Wednesday, June 10, 2015

The Rules of Attraction (Or Lack There Of)

Attraction is a funny beast.  It's one of those things that sometimes it's there - and sometimes, it just isn't.  And it's SO RIDICULOUS. (And no, this is not just because I got sucked into a 'Married at First Sight' marathon and now I'm overanalyzing EVERY relationship I've ever had.)

I have been dating for at least 17 years - ever since the 8th grade when my very first boyfriend held my hand on the bus.  Our relationship lasted the three hour bus ride home from the state capital during that particular stage in life when having a boyfriend was everything that a girl needed to be popular.  Pretty sure we broke up immediately afterwards - I probably had one of my friends call one of his friends and break the bad news to him.  And that still didn't stop him from trying to feel me up during an innocent back rub during freshman year.  And sophomore year.  And probably senior year too.  (For the record - it never worked.)

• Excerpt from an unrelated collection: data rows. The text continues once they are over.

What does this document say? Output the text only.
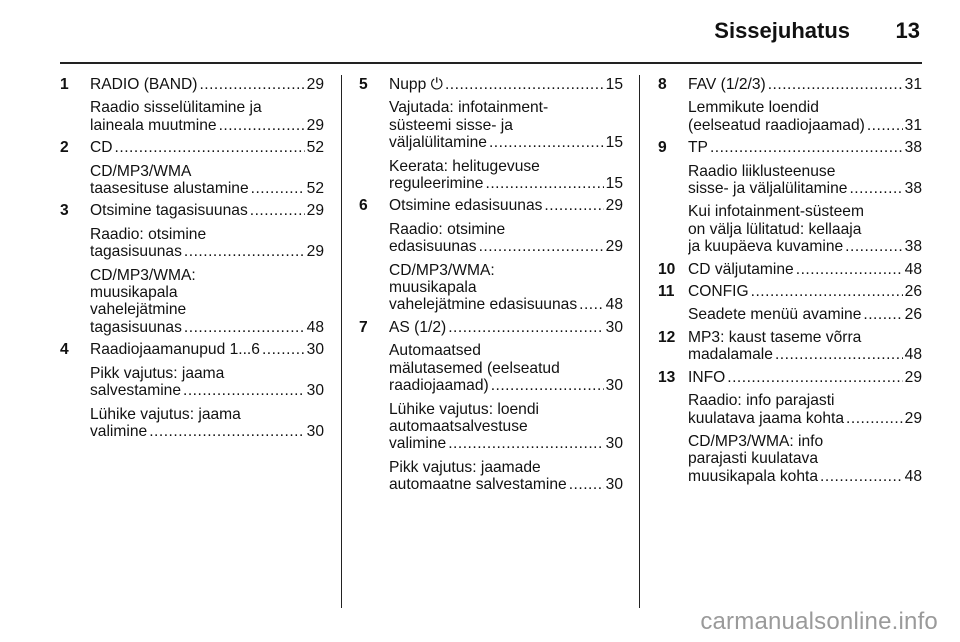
Sissejuhatus 13
1	RADIO (BAND) .....	29
Raadio sisselülitamine ja
laineala muutmine .....	29
2	CD .....	52
CD/MP3/WMA
taasesituse alustamine .....	52
3	Otsimine tagasisuunas .....	29
Raadio: otsimine
tagasisuunas .....	29
CD/MP3/WMA:
muusikapala
vahelejätmine
tagasisuunas .....	48
4	Raadiojaamanupud 1...6 .....	30
Pikk vajutus: jaama
salvestamine .....	30
Lühike vajutus: jaama
valimine .....	30
5	Nupp ⏻ .....	15
Vajutada: infotainment-
süsteemi sisse- ja
väljalülitamine .....	15
Keerata: helitugevuse
reguleerimine .....	15
6	Otsimine edasisuunas .....	29
Raadio: otsimine
edasisuunas .....	29
CD/MP3/WMA:
muusikapala
vahelejätmine edasisuunas ..... 48
7	AS (1/2) .....	30
Automaatsed
mälutasemed (eelseatud
raadiojaamad) .....	30
Lühike vajutus: loendi
automaatsalvestuse
valimine .....	30
Pikk vajutus: jaamade
automaatne salvestamine ..... 30
8	FAV (1/2/3) .....	31
Lemmikute loendid
(eelseatud raadiojaamad) .....	31
9	TP .....	38
Raadio liiklusteenuse
sisse- ja väljalülitamine .....	38
Kui infotainment-süsteem
on välja lülitatud: kellaaja
ja kuupäeva kuvamine .....	38
10 CD väljutamine .....	48
11 CONFIG .....	26
Seadete menüü avamine .....	26
12 MP3: kaust taseme võrra
madalamale .....	48
13 INFO .....	29
Raadio: info parajasti
kuulatava jaama kohta .....	29
CD/MP3/WMA: info
parajasti kuulatava
muusikapala kohta .....	48
carmanualsonline.info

During the last few years, I have gone on a lot of dates.  I'm not sure it's more than the average single person (it's actually probably not - I have friends that have gone on LOTS of dates.  Like multiple dates in a day kind of dating) - I'm not like that.  But I've still gone on my fair share of dates.  And have spent even more time talking to various dudes via messenger and text.  And generally - I can tell within a few short messages if this is something that has potential or not.

I don't mean that to sound so judgmental. But seriously. It is baffling to me how someone who is great on paper - handsome, successful, charismatic - can fall so flat on my attraction scale, while on the other hand, I can be so crazy attracted to someone who I only have a few hilarious text message exchanges with.  Is chemistry truly a result of a physical meeting?  Or is it something that we can develop before we actually lay eyes on each other?

These are the ultimate questions of dating.  How much 'foreplay' is too much?  When you meet someone via online dating (or really - any relationship where a face-to-face meeting isn't immediately possible), how long can you text, message, call, and flirt before the spark wears itself out? If the spark isn't there during initial contact - should you even bother meeting?  And heaven forbid - what if the spark is so good during the foreplay that it puts too much pressure on for the actual meeting and you blow it?  What then?

Seriously.  I'm exhausted just thinking about all these questions.